August 12, 2013 § 40 Comments

Dear Colleagues,

Those of you who are regular followers of this blog know that I use original material for its contents. Today will be an exception as I decided to share with you a translation that is so bad that it has made it around the world provoking laughter and disbelief all over the planet.  I am sure that many of you have heard about it, and I have no doubt that some of you have seen it before.  It is an English translation of a Mandarin brochure given to a colleague while she was staying at this facility.  I do not know who translated it, and your guess is as good as mine; however, it is clear that regardless of who translated: human or machine, there was a total lack of knowledge of the basics of cross-cultural communication.

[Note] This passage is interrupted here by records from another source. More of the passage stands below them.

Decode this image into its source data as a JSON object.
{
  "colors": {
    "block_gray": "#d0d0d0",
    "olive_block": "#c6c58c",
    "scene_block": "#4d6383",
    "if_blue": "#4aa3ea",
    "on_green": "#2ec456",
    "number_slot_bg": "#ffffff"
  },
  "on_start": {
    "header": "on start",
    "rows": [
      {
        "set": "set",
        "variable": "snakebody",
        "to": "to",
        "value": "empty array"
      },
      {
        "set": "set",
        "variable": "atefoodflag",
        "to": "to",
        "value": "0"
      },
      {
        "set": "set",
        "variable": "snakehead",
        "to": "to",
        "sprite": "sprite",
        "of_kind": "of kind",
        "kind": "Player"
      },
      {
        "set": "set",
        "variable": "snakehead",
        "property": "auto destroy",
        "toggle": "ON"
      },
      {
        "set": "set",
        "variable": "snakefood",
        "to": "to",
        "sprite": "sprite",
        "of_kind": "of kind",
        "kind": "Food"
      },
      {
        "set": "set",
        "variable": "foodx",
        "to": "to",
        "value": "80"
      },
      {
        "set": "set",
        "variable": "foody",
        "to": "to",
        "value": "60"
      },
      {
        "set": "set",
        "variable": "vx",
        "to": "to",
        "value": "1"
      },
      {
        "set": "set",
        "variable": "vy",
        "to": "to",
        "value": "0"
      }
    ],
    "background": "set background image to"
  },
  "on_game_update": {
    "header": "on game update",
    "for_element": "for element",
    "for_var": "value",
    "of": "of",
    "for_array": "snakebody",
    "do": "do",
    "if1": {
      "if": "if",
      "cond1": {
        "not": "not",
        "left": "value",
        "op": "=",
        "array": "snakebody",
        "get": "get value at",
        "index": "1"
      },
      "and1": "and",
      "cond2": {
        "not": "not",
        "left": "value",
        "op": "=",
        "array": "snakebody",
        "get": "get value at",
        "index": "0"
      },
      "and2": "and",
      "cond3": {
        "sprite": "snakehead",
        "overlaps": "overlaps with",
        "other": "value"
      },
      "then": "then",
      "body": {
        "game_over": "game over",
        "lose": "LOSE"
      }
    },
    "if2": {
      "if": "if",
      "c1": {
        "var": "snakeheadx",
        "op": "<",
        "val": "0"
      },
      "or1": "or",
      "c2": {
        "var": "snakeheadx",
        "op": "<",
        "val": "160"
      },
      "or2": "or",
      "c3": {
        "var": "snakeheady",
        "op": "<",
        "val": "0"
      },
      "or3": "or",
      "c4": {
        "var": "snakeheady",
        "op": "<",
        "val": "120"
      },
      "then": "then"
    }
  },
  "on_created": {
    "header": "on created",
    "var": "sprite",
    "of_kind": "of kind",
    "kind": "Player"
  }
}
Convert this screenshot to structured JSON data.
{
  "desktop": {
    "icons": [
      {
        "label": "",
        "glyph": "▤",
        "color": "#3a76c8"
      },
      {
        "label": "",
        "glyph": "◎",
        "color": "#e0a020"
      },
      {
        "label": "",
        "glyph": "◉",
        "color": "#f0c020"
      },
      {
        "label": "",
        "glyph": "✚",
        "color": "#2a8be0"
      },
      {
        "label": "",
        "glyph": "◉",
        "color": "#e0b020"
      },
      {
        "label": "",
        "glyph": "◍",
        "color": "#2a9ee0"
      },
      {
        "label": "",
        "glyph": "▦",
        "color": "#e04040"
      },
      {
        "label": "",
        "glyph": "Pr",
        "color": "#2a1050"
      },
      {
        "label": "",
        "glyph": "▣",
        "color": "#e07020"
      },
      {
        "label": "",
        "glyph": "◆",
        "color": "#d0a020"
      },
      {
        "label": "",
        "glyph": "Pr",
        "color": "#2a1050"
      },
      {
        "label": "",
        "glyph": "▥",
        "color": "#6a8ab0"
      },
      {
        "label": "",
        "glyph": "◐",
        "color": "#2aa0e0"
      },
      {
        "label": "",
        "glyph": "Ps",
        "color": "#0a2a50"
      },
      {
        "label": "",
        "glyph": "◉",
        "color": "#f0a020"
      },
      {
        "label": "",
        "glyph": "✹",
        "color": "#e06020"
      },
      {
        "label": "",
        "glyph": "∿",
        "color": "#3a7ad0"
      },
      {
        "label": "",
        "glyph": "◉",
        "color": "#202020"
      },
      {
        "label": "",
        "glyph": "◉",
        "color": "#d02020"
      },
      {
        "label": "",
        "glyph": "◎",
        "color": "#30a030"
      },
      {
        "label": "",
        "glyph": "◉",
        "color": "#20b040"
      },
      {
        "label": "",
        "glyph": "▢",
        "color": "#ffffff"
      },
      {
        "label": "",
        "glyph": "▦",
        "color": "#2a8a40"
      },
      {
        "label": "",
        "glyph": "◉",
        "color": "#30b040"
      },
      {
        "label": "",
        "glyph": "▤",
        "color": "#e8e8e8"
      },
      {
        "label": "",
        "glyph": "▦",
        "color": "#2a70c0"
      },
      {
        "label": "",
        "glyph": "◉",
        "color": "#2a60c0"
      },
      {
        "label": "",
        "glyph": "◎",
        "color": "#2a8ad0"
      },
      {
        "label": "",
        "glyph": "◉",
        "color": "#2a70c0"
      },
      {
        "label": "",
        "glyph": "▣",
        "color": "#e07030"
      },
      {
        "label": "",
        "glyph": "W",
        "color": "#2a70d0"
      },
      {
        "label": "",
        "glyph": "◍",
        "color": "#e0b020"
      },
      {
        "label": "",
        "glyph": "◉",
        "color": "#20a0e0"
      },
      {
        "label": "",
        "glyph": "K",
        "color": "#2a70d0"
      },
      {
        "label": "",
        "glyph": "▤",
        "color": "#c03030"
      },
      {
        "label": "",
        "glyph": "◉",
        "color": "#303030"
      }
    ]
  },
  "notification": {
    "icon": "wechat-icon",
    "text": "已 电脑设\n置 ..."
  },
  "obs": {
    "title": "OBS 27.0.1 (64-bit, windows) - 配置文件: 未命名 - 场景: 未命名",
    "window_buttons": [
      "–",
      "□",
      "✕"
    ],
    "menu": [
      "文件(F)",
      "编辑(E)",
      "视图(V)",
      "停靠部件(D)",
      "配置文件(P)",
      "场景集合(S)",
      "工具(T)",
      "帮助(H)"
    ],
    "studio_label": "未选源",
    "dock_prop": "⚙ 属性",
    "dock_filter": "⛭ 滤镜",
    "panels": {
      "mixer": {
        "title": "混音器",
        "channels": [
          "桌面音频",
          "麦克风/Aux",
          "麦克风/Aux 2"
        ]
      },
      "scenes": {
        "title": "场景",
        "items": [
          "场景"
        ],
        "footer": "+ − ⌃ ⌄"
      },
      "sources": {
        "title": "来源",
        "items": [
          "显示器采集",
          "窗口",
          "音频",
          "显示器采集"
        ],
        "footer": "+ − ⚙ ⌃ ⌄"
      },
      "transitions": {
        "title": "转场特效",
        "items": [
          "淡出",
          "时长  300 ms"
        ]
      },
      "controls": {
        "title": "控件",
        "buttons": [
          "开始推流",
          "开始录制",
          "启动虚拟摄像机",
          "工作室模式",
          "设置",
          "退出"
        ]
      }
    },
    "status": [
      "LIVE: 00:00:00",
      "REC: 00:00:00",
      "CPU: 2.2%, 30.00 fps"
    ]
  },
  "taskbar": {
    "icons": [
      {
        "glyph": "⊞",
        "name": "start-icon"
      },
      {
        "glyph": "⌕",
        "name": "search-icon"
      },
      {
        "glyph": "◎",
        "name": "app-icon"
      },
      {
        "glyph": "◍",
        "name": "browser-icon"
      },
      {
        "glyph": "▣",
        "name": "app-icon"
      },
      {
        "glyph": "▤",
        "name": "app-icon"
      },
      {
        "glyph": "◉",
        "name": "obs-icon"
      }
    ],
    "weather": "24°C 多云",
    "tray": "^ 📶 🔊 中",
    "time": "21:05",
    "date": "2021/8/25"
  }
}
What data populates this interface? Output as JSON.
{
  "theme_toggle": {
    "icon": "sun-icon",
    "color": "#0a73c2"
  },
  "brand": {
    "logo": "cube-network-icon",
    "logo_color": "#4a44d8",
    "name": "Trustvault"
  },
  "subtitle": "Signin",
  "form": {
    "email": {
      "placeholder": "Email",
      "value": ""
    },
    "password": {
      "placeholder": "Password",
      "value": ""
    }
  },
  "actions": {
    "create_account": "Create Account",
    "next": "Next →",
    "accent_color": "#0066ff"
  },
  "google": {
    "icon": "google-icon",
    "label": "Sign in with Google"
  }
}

Let’s use this as an example of everything that can go wrong when you try to save money by hiring a bad “bilingual” individual or “employ” the services of a machine. It is also evidence of why it is necessary to understand the culture that permeates the environment of the target language.  Please keep all of these factors in mind as you read this “translation” even if you have to pause and compose yourself after laughing so hard.  And now, the worst translation ever:

Getting There:
Our representative will make you wait at the airport. The bus to the hotel runs along the lake shore. Soon you will feel pleasure in passing water. You will know that you are getting near the hotel, because you will go round the bend. The manager will await you in the entrance hall. He always tries to have intercourse with all new guests.

The hotel:
This is a family hotel, so children are very welcome. We of course are always pleased to accept adultery. Highly skilled nurses are available in the evenings to put down your children. Guests are invited to conjugate in the bar and expose themselves to others. But please note that ladies are not allowed to have babies in the bar. We organize social games, so no guest is ever left alone to play with them self.

The Restaurant:
Our menus have been carefully chosen to be ordinary and unexciting. At dinner, our quartet will circulate from table to table, and fiddle with you.

Your Room:
Every room has excellent facilities for your private parts. In winter, every room is on heat. Each room has a balcony offering views of outstanding obscenity! You will not be disturbed by traffic noise, since the road between the hotel and the lake is used only by pederasts.

Bed
Your bed has been made in accordance with local tradition. If you have any other ideas please ring for the chambermaid. Please take advantage of her. She will be very pleased to squash your shirts, blouses and underwear. If asked, she will also squeeze your trousers.

Above all:
When you leave us at the end of your holiday, you will have no hope. You will struggle to forget it.”

Please remember, this is a great example that you can use with your clients when attempting to explain the importance of a good translation, and also, it is a great text to take to your next party.  Please share with us any other examples of poor translations you may have encountered during your career, even if they are not as dramatic as this one.